Ethereum co-founder Vitalik Buterin has stressed the urgent need for enhanced wallet security solutions to reduce crypto losses caused by inaccessible funds.

On Feb. 28, Buterin shared his concerns on X, pointing out that a lot of lost crypto stems from users being locked out of their wallets rather than theft.

Buterin said:

“There’s also plenty of people who have lost huge amounts of crypto to *loss* rather than theft. Software bug, forgotten password, lost device, paper wallet burned down in LA fire, upgraded device without backing up data …. lots of ways for that to happen.”

He also highlighted a key challenge in that investors who lose access to their funds often have no one to hold accountable. He believes many choose to remain silent out of embarrassment, further complicating the issue.

Buterin’s comment draws further attention to a significant risk of self-custody in the potential for permanent asset loss.

Although self-custody shields users from exchange failures and protocol hacks, it also puts them at risk of losing their holdings due to human error or technical failures. Without safeguards, investors can permanently lose access to their assets.

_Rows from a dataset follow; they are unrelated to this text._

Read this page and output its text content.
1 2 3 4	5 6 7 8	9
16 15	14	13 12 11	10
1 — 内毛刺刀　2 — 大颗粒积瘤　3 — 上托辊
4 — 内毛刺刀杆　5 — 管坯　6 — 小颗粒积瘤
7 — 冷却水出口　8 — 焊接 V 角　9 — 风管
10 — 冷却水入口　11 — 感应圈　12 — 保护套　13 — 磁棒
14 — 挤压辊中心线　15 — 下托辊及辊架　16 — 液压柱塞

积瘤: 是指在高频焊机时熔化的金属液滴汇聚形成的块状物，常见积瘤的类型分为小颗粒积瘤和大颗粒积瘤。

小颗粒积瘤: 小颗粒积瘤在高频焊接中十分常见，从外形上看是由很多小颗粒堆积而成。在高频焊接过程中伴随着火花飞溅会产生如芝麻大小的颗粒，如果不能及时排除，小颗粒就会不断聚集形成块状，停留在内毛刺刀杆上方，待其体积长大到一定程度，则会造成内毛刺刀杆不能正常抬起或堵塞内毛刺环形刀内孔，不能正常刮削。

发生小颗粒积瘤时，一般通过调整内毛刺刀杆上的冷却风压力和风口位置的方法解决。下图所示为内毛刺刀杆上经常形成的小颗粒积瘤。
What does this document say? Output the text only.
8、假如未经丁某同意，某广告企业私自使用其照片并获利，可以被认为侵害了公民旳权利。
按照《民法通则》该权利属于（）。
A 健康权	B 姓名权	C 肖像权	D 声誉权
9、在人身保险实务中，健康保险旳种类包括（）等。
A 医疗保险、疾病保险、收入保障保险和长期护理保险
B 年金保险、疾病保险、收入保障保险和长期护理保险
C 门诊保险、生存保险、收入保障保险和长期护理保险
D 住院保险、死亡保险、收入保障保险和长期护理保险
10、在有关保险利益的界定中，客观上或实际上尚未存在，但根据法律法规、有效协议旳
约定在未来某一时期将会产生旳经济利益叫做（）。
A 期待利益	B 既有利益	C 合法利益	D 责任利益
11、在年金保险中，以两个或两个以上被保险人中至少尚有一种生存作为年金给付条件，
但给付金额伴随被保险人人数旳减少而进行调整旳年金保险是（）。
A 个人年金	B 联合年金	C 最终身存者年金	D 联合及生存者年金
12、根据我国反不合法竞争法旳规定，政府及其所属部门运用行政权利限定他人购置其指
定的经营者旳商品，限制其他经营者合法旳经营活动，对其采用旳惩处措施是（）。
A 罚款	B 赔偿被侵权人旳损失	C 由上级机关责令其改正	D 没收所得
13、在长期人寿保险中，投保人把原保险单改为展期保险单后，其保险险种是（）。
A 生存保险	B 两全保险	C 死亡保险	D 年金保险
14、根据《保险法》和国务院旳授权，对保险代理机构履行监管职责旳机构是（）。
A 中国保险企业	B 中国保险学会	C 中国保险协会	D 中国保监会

Recent figures illustrate the scale of the issue. A January report from River estimated that around 1.6 million Bitcoin—worth over $1.5 billion at the time—had become inaccessible due to self-custody mismanagement. This amount exceeds the estimated 1.2 million BTC lost in exchange-related incidents.

Social recovery solution

Considering this, Buterin urged the crypto industry to prioritize wallet security innovations that protect users from such irreversible losses.

According to him:

“The truly robust wallet security solutions that our ecosystem needs to build should take loss into account too. (This is a big part of why I talk about social recovery so much!).”

Buterin has promoted social recovery wallets since 2021. This method employs a multi-signature system, allowing designated guardians to help users regain access to their funds.

Social recovery wallets function like regular wallets, with a single key signing transaction. However, if users lose access, they can request that their guardians authorize a transaction to update the signing key.

Buterin emphasized that this approach balances decentralization with enhanced security and reduces the risk of theft and permanent loss.